KHARTOUM (Arrahmah.com) – Militer Sudan yang merebut kekuasaan dari pemerintah transisi, menewaskan sedikitnya tiga orang serta melukai 80 orang saat protes jalanan pecah menentang kudeta tersebut, menurut laporan Al Jazeera (25/10/2021). Namun menurut laporan Reuters, tujuh orang tewas dan lebih dari 140 mengalami luka-luka.
Ribuan pengunjuk rasa turun ke jalan-jalan di ibu kota, Khartoum, dan kota kembarnya Omdurman menyusul penangkapan dini hari terhadap Perdana Menteri Abdalla Hamdok dan pejabat senior lainnya oleh pasukan keamanan di negara itu.

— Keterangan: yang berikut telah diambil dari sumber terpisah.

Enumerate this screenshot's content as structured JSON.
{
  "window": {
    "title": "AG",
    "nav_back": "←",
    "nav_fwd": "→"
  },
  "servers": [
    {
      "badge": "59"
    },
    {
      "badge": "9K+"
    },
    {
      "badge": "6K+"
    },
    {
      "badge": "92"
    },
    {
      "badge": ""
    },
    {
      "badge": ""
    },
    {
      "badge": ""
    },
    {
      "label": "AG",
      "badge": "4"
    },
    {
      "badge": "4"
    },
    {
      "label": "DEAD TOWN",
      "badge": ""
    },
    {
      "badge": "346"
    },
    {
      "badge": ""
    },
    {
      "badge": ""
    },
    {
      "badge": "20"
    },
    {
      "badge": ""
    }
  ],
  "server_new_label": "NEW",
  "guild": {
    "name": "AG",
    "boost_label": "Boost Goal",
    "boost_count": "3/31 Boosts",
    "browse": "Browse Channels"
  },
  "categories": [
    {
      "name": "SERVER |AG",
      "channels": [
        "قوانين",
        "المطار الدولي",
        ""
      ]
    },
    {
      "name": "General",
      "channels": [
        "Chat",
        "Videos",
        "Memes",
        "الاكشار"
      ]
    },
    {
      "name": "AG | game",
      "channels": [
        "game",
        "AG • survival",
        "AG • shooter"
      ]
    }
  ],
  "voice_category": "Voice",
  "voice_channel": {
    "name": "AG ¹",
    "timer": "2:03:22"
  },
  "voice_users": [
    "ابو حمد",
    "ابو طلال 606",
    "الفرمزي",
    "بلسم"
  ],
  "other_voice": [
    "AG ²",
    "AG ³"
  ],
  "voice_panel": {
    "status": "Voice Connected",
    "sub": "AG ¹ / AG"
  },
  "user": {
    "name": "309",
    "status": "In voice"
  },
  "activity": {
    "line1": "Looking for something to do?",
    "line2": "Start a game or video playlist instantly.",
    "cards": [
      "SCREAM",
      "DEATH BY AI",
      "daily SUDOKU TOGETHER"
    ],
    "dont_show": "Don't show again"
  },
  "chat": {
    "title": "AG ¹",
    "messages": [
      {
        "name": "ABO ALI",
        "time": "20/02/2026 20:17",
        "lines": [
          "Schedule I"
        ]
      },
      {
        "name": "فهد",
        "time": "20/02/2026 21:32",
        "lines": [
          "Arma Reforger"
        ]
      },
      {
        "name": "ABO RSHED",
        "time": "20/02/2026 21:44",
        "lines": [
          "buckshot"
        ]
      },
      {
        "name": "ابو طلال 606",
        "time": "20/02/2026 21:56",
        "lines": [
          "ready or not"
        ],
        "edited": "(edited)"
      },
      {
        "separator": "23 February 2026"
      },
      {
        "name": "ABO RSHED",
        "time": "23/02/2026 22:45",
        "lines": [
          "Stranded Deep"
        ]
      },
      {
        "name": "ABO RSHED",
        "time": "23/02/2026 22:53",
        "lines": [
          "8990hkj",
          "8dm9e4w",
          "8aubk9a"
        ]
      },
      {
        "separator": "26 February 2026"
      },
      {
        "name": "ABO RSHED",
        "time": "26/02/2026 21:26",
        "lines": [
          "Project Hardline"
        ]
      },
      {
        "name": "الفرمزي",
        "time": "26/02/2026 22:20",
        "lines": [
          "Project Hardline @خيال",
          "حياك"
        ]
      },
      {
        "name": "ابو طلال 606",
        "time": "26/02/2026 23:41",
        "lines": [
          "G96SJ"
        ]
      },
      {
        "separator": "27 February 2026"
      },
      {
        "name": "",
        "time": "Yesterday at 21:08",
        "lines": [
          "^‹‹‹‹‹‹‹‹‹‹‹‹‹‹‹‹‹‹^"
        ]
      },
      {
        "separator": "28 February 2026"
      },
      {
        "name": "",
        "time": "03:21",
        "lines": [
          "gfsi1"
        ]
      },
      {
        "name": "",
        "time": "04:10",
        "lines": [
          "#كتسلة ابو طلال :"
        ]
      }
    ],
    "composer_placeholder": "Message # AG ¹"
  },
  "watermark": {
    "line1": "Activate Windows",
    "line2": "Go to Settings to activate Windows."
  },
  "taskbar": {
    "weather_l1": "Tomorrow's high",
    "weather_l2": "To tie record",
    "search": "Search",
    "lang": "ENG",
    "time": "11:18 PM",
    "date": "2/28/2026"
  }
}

Pemimpin kudeta, Jenderal Abdel Fattah al-Burhan, membubarkan Dewan Berdaulat militer-sipil yang telah dibentuk untuk membimbing negara menuju demokrasi setelah penggulingan pemimpin lama Omar al-Bashir dalam pemberontakan populer dua tahun lalu.
Al-Burhan, yang juga kepala dewan pemerintahan sementara, menyatakan keadaan darurat di seluruh negeri, mengatakan angkatan bersenjata perlu memastikan keamanan tetapi berjanji untuk mengadakan pemilihan pada Juli 2023 dan menyerahkan kepada pemerintah sipil terpilih kemudian, lansir Al Jazeera (25/10).
“Apa yang dialami negara saat ini merupakan ancaman dan bahaya nyata bagi impian para pemuda dan harapan bangsa,” katanya.
Hamdok, seorang ekonom dan mantan pejabat senior PBB yang diangkat sebagai perdana menteri teknokratis pada 2019, dipindahkan ke lokasi yang dirahasiakan setelah ia menolak mengeluarkan pernyataan untuk mendukung kudeta, kata kementerian informasi.
Ribuan orang Sudan yang menentang kudeta itu turun ke jalan dan menghadapi tembakan di dekat markas militer di Khartoum. Di kota kembar Khartoum, Omdurman, pengunjuk rasa membarikade jalan-jalan dan meneriakkan dukungan untuk pemerintahan sipil.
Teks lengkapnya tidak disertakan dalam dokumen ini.